694.000 Tonnen Müll im Jahr durch mineralische Katzenstreu

 

Die Zahlen sind alarmierend und mit Blick auf die immer beliebter werdende Haltung von Hauskatzen ein stetig wachsendes Problem für unsere Umwelt. Mehr als 694.000 Tonnen Müll fallen jedes Jahr in Deutschland durch mineralische Katzenstreu an. 694.000 Tonnen!

Um die Zahl und das Umweltproblem Katzenstreu anschaulicher zu machen: 694.000 Tonnen entsprechen circa der Ladung von 69.400 Müll-Lastwagen. Reiht man die Müll-Lastwagen aneinander, ergibt sich daraus ein Stau, der in etwa vom Brandenburger Tor in Berlin bis zum Kölner Dom reicht!
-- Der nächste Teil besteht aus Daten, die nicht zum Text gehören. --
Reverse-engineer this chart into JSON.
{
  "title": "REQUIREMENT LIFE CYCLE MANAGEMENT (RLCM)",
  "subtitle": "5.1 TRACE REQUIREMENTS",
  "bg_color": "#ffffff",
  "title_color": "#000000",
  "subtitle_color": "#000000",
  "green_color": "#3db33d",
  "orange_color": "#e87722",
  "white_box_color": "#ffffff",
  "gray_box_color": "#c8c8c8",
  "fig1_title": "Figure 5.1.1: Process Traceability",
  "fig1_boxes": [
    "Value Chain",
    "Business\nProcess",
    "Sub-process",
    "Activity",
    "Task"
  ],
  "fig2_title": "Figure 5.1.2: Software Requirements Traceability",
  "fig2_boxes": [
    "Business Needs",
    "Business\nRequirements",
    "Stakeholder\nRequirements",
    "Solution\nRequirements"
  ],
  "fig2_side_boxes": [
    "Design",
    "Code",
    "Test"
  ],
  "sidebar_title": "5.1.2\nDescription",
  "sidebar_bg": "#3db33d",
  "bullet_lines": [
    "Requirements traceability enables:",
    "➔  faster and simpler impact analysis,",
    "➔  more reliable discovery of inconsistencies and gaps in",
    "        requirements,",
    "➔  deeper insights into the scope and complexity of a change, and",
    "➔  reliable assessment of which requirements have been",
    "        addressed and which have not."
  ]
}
Ein Katzenhaushalt mit Mineralstreu verursacht 270 kg Müll pro Jahr. Die Auswirkungen auf die Natur und das Klima sind angesichts dieser Mengen erheblich, weil es sich bei mineralischer Streu um ein nicht zirkuläres Produkt handelt, das verbrannt wird.
Die Gründe für die schlechte Ökobilanz der Mineralstreu reichen aber noch wesentlich weiter als die Entsorgung im Restmüll. Die Streu besteht in der Regel aus nicht erneuerbaren Rohstoffen. Der Abbau findet weltweit statt und verursacht beim Transport einen hohen CO2-Ausstoß. Bentonit, Tonerden oder Sepiolith stammen vorwiegend aus Minen in Afrika, Kanada oder Spanien.

Nicht erneuerbare Rohstoffe werden weltweit zu uns transportiert, um sie hier am Ende zu verbrennen – ein Prozess, der mit heutigen Anforderungen an nachhaltige Produktwirtschaft kaum vereinbar ist.

400 Kilometer

So lang wäre der Stau, wenn man alle 69.400 Müllfahrzeuge aneinanderreiht, die jedes Jahr für die Entsorgung mineralischer Streu benötigt werden.
Veranschaulichung Umweltproblem

Umweltproblem Katzenstreu:

Wie streut man falsch? Und wie richtig?

Roter Pfotenabdruck

Traditionell nutzen noch immer rund neun von zehn KatzenhalterInnen in Deutschland mineralische Streu. Oft aus alter Gewohnheit, obwohl es längst nachhaltige Produkte gibt. 694.000 Tonnen Müll sind der sichtbarste Beweis, dass der Einsatz mineralischer Streu mit erheblichen Belastungen für die Umwelt verbunden ist.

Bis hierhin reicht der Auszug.